The release of studies on medical student health, such as the one highlighted above, are important for advocating for the health and wellbeing of medical students. No profession in the world should accept a 1 in 4 rate of depression, or a 1 in 10 rate of suicidal ideation --  let alone among young learners who are training to become leaders of, and providers of, healthcare.

The devastating irony of this is not lost on us. We treat to heal, we advocate and promote health. Yet, our own health has taken a beating. Forced hypocrisy by systemic design.

When it comes to mental health, we cannot afford to be reactive by trying to bandage this broken culture of medical school. Let us use such evidence as a tool to enact proactive change for our medical students.

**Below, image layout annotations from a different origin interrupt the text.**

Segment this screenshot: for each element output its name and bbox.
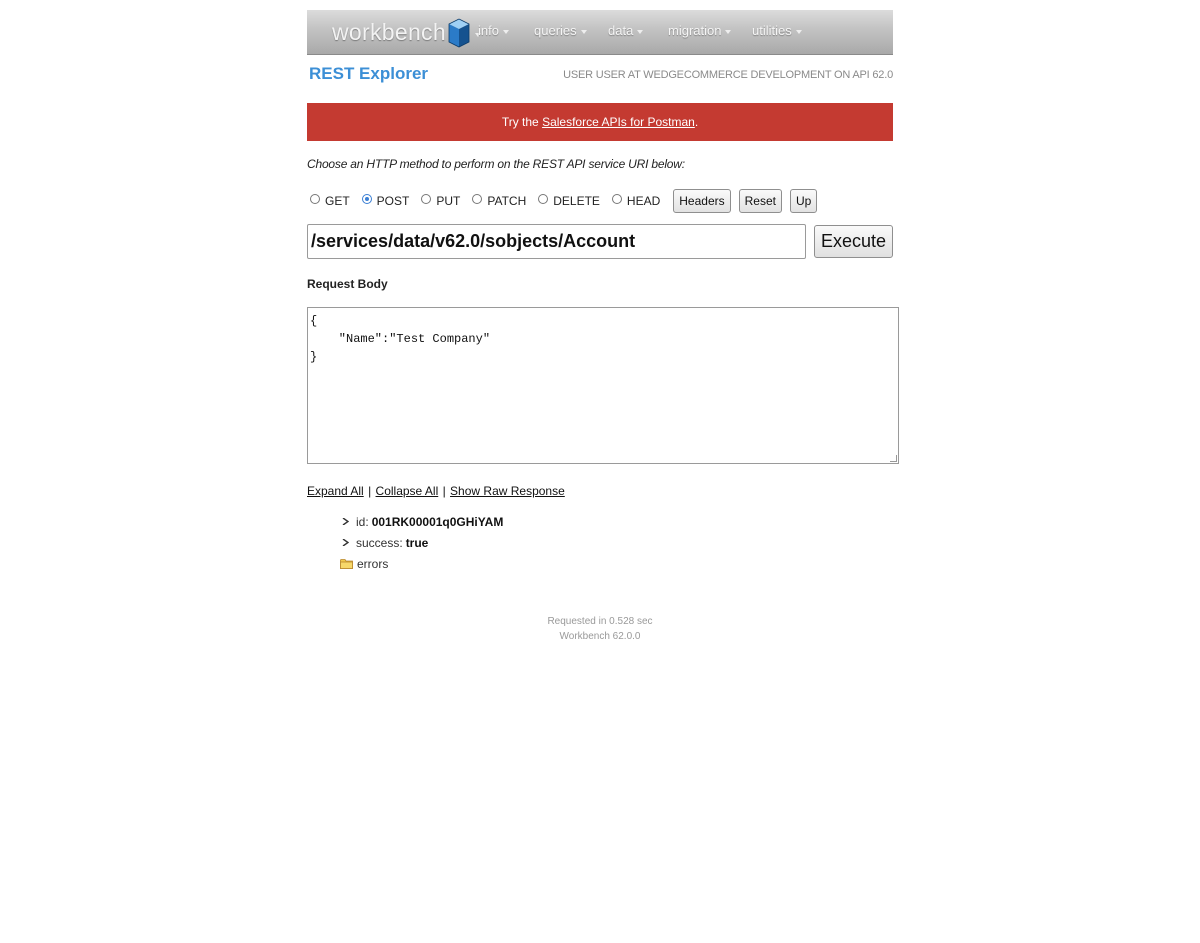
- folder-icon: [340, 559, 353, 569]
- postman-link[interactable]: Salesforce APIs for Postman: [542, 115, 695, 129]
- method-put[interactable]: PUT: [418, 194, 460, 208]
- chevron-down-icon: [795, 29, 802, 34]
- cube-icon: [448, 18, 470, 48]
- uri-input[interactable]: [307, 224, 806, 259]
- menu-utilities[interactable]: utilities: [752, 23, 802, 38]
- up-button[interactable]: Up: [789, 189, 818, 213]
- menu-info[interactable]: info: [478, 23, 509, 38]
- method-patch[interactable]: PATCH: [469, 194, 526, 208]
- workbench-logo[interactable]: workbench: [332, 16, 481, 49]
- headers-button[interactable]: Headers: [673, 189, 731, 213]
- arrow-right-icon: [342, 539, 349, 546]
- response-id-value: 001RK00001q0GHiYAM: [371, 514, 504, 529]
- http-method-selector: GET POST PUT PATCH DELETE HEAD Headers R…: [307, 188, 897, 214]
- expand-all-link[interactable]: Expand All: [307, 484, 364, 498]
- link-separator: |: [368, 484, 372, 498]
- page-footer: Requested in 0.528 sec Workbench 62.0.0: [307, 614, 893, 644]
- request-body-text: { "Name":"Test Company" }: [310, 314, 491, 364]
- resize-grip-icon[interactable]: [890, 455, 897, 462]
- chevron-down-icon: [637, 29, 644, 34]
- user-info: USER USER AT WEDGECOMMERCE DEVELOPMENT O…: [563, 69, 893, 81]
- link-separator: |: [442, 484, 446, 498]
- postman-banner: Try the Salesforce APIs for Postman.: [307, 103, 893, 141]
- tree-item-id[interactable]: id: 001RK00001q0GHiYAM: [340, 511, 897, 532]
- radio-delete[interactable]: [538, 194, 549, 204]
- show-raw-response-link[interactable]: Show Raw Response: [450, 484, 565, 498]
- tree-item-success[interactable]: success: true: [340, 532, 897, 553]
- menu-data[interactable]: data: [608, 23, 644, 38]
- instructions-text: Choose an HTTP method to perform on the …: [307, 157, 685, 171]
- radio-patch[interactable]: [472, 194, 483, 204]
- menu-migration[interactable]: migration: [668, 23, 732, 38]
- arrow-right-icon: [342, 518, 349, 525]
- banner-suffix: .: [694, 115, 699, 129]
- rest-explorer-page: workbench info queries data migration ut…: [307, 10, 899, 574]
- method-post[interactable]: POST: [359, 194, 409, 208]
- menu-queries[interactable]: queries: [534, 23, 587, 38]
- chevron-down-icon: [502, 29, 509, 34]
- response-links: Expand All | Collapse All | Show Raw Res…: [307, 484, 897, 498]
- reset-button[interactable]: Reset: [738, 189, 782, 213]
- method-get[interactable]: GET: [307, 194, 350, 208]
- radio-get[interactable]: [310, 194, 320, 204]
- request-body-label: Request Body: [307, 277, 388, 291]
- radio-put[interactable]: [421, 194, 432, 204]
- request-body-textarea[interactable]: { "Name":"Test Company" }: [307, 307, 899, 464]
- logo-text: workbench: [332, 19, 446, 45]
- page-title: REST Explorer: [309, 64, 429, 83]
- top-navbar: workbench info queries data migration ut…: [307, 10, 893, 55]
- response-success-value: true: [405, 535, 429, 550]
- response-tree: id: 001RK00001q0GHiYAM success: true err…: [340, 511, 897, 574]
- uri-row: Execute: [307, 224, 897, 259]
- chevron-down-icon: [580, 29, 587, 34]
- tree-item-errors[interactable]: errors: [340, 553, 897, 574]
- page-header: REST Explorer USER USER AT WEDGECOMMERCE…: [307, 55, 897, 103]
- method-head[interactable]: HEAD: [609, 194, 660, 208]
- method-delete[interactable]: DELETE: [535, 194, 600, 208]
- radio-post[interactable]: [361, 194, 372, 204]
- execute-button[interactable]: Execute: [814, 225, 894, 258]
- request-timing: Requested in 0.528 sec: [547, 616, 653, 627]
- radio-head[interactable]: [611, 194, 622, 204]
- workbench-version: Workbench 62.0.0: [559, 631, 641, 642]
- chevron-down-icon: [725, 29, 732, 34]
- banner-prefix: Try the: [501, 115, 539, 129]
- collapse-all-link[interactable]: Collapse All: [376, 484, 439, 498]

Let us ensure our future medical professionals are themselves healthy, before giving them the responsibility of ensuring the health of society-at-large.

One can only hope that archaic views of medicine and the need to suffer die out with changes in generations of physicians. That said, we need to continue to openly speak out about such issues in order to ensure that this negative cycle does not perpetuate. We know it's wrong, let's make it known.

And when we become residents and staff, let's remember how horrible the culture of medical school can really be. And please, for the love of all things good, don't be the type of staff that questions why a student wants to go home after their call shift has ended.